Basically, screw the questions, screw the block. Just write. Keep writing. Who cares how the situations going to resolve, how to solve a plot-hole, etc. It doesn't matter. Just write. Write about something completely unrelated, write bullshit, write nothing, write anything, it doesn't matter. Skip to another part of the piece you're working on and write that. There is no true excuse to simply 'Not Write'. You can always write. Writer's Block cannot take over your entire imagination, your entire creative mind. It cannot stop you from writing, only you can stop you from writing.

So yeah, I like the new title. It makes sense. It fits, in many aspects of life. You're never going to know the answers to all the questions you want to ask, so screw it. Forget the questions. Do whatever you need to do. The questions can come later.

There it is, the title, the revitalized blog, new and improved. Here it is. Note the change in the url. It is now write-first.blogspot.com, you will need to re-bookmark it and such. You can also check out my tumblr at http://ingdowntherabbithole.tumblr.com/. Tumblr is...difficult to describe, like a mini-blog.

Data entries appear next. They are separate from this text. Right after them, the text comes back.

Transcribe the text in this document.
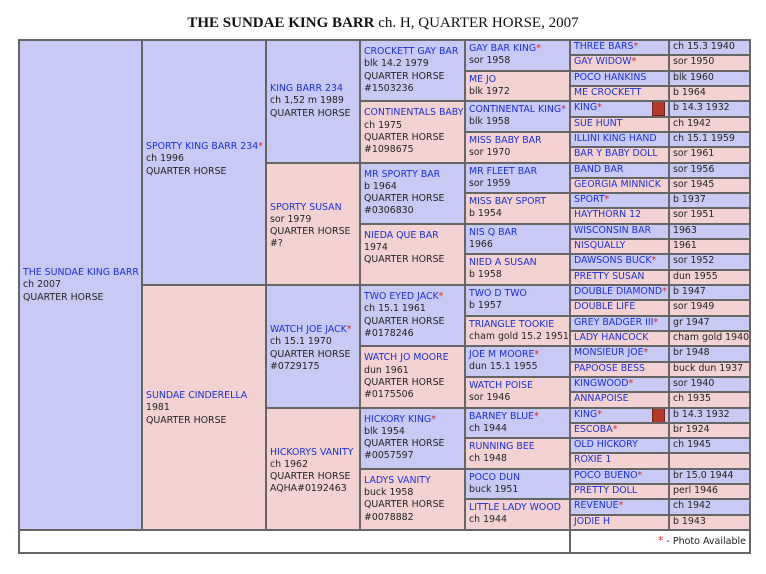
THE SUNDAE KING BARR ch. H, QUARTER HORSE, 2007
THE SUNDAE KING BARR
ch 2007
QUARTER HORSE
SPORTY KING BARR 234*
ch 1996
QUARTER HORSE
SUNDAE CINDERELLA
1981
QUARTER HORSE
KING BARR 234
ch 1,52 m 1989
QUARTER HORSE
SPORTY SUSAN
sor 1979
QUARTER HORSE
#?
WATCH JOE JACK*
ch 15.1 1970
QUARTER HORSE
#0729175
HICKORYS VANITY
ch 1962
QUARTER HORSE
AQHA#0192463
CROCKETT GAY BAR
blk 14.2 1979
QUARTER HORSE
#1503236
CONTINENTALS BABY
ch 1975
QUARTER HORSE
#1098675
MR SPORTY BAR
b 1964
QUARTER HORSE
#0306830
NIEDA QUE BAR
1974
QUARTER HORSE
TWO EYED JACK*
ch 15.1 1961
QUARTER HORSE
#0178246
WATCH JO MOORE
dun 1961
QUARTER HORSE
#0175506
HICKORY KING*
blk 1954
QUARTER HORSE
#0057597
LADYS VANITY
buck 1958
QUARTER HORSE
#0078882
GAY BAR KING*
sor 1958
ME JO
blk 1972
CONTINENTAL KING*
blk 1958
MISS BABY BAR
sor 1970
MR FLEET BAR
sor 1959
MISS BAY SPORT
b 1954
NIS Q BAR
1966
NIED A SUSAN
b 1958
TWO D TWO
b 1957
TRIANGLE TOOKIE
cham gold 15.2 1951
JOE M MOORE*
dun 15.1 1955
WATCH POISE
sor 1946
BARNEY BLUE*
ch 1944
RUNNING BEE
ch 1948
POCO DUN
buck 1951
LITTLE LADY WOOD
ch 1944
THREE BARS*	ch 15.3 1940
GAY WIDOW*	sor 1950
POCO HANKINS	blk 1960
ME CROCKETT	b 1964
KING*	b 14.3 1932
SUE HUNT	ch 1942
ILLINI KING HAND	ch 15.1 1959
BAR Y BABY DOLL	sor 1961
BAND BAR	sor 1956
GEORGIA MINNICK	sor 1945
SPORT*	b 1937
HAYTHORN 12	sor 1951
WISCONSIN BAR	1963
NISQUALLY	1961
DAWSONS BUCK*	sor 1952
PRETTY SUSAN	dun 1955
DOUBLE DIAMOND* b 1947
DOUBLE LIFE	sor 1949
GREY BADGER III*	gr 1947
LADY HANCOCK	cham gold 1940
MONSIEUR JOE*	br 1948
PAPOOSE BESS	buck dun 1937
KINGWOOD*	sor 1940
ANNAPOISE	ch 1935
KING*	b 14.3 1932
ESCOBA*	br 1924
OLD HICKORY	ch 1945
ROXIE 1
POCO BUENO*	br 15.0 1944
PRETTY DOLL	perl 1946
REVENUE*	ch 1942
JODIE H	b 1943
* - Photo Available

Anyways, that's all for now.

WRITE FIRST, ASK QUESTIONS LATER.

Monday, April 8, 2013

Metaphorical Java

I love putting cream or milk into a cup of coffee. This probably sounds strange, but it's true.

Coffee is a revered beverage in our society. We drink it more than water, we guzzle cups and cups and want more. It fuels us. It keeps us going, energizes us, makes us happy and alert. It also twists our stomach if you have too much. It gives us headaches and migraines and makes us feel generally unpleasant. The drink that provides our good mood can corrupt it just as quickly.

Does anyone know the exact measurement of "one cup of coffee?" Is it a mug? What if you have a large mug? What about the sizes at the coffee shop? 12 or 16 or 20 ounces, which is a single cup? Or is it less of a perfect measurement and more of a subjective 'idea'. A cup of coffee is perhaps not strict in its definition but allows for a wide range of actual sizes, a personal measurement, one cup of coffee to you is different than one cup of coffee to me. And what about ice coffee? Does it matter how much ice is in it? If you just have cold coffee with no ice, is it still ice coffee? What the fuck am I talking about? Let's get back to the point.

Why do I love putting cream in the coffee? Because of the conflict. The battle between black and white. Before the cream, the coffee lies black and bitter. Dark and unchanging. Then the cream comes, dumping in. The perfect amount will pulse up to the surface and swirl around. Black and white coming together into a tan color, promising deliciousness. The tan billows up into the black, taking over. That's why I enjoy putting cream into coffee. That little explosion of color in the cup.

Equilibrium-Change-New Equilibrium. It's the form of the narrative at its most basic. At first there is the equilibrium, the status quo, before the story actually begins, the coffee before the cream. Then, change. Something happens. Something destabilizes the narrative, occurs in the character's life, upsets the normal way of things. The cream bursts into the blackness of the coffee, a tiny swirl of violence in a cup. The change is dealt with in some way and the story once again returns to an equilibrium, but one that is different than before, one that's been changed. The new equilibrium. Frodo was just sitting in the Shire not doing much until the Ring came along. The Change. He went on an adventure and eventually returned to the Shire, but everything was different. He couldn't live in the Shire so he went to live with the elves. That is the new equilibrium. In a narrative, things have to change, characters have to change and nothing is the same after The Change. The black coffee fights the cream but in the end the two converge, becoming different but settling into a new equilibrium, a new color.

Pretty lame, right? Don't listen to me, I'm just some strange dude that likes putting cream in coffee.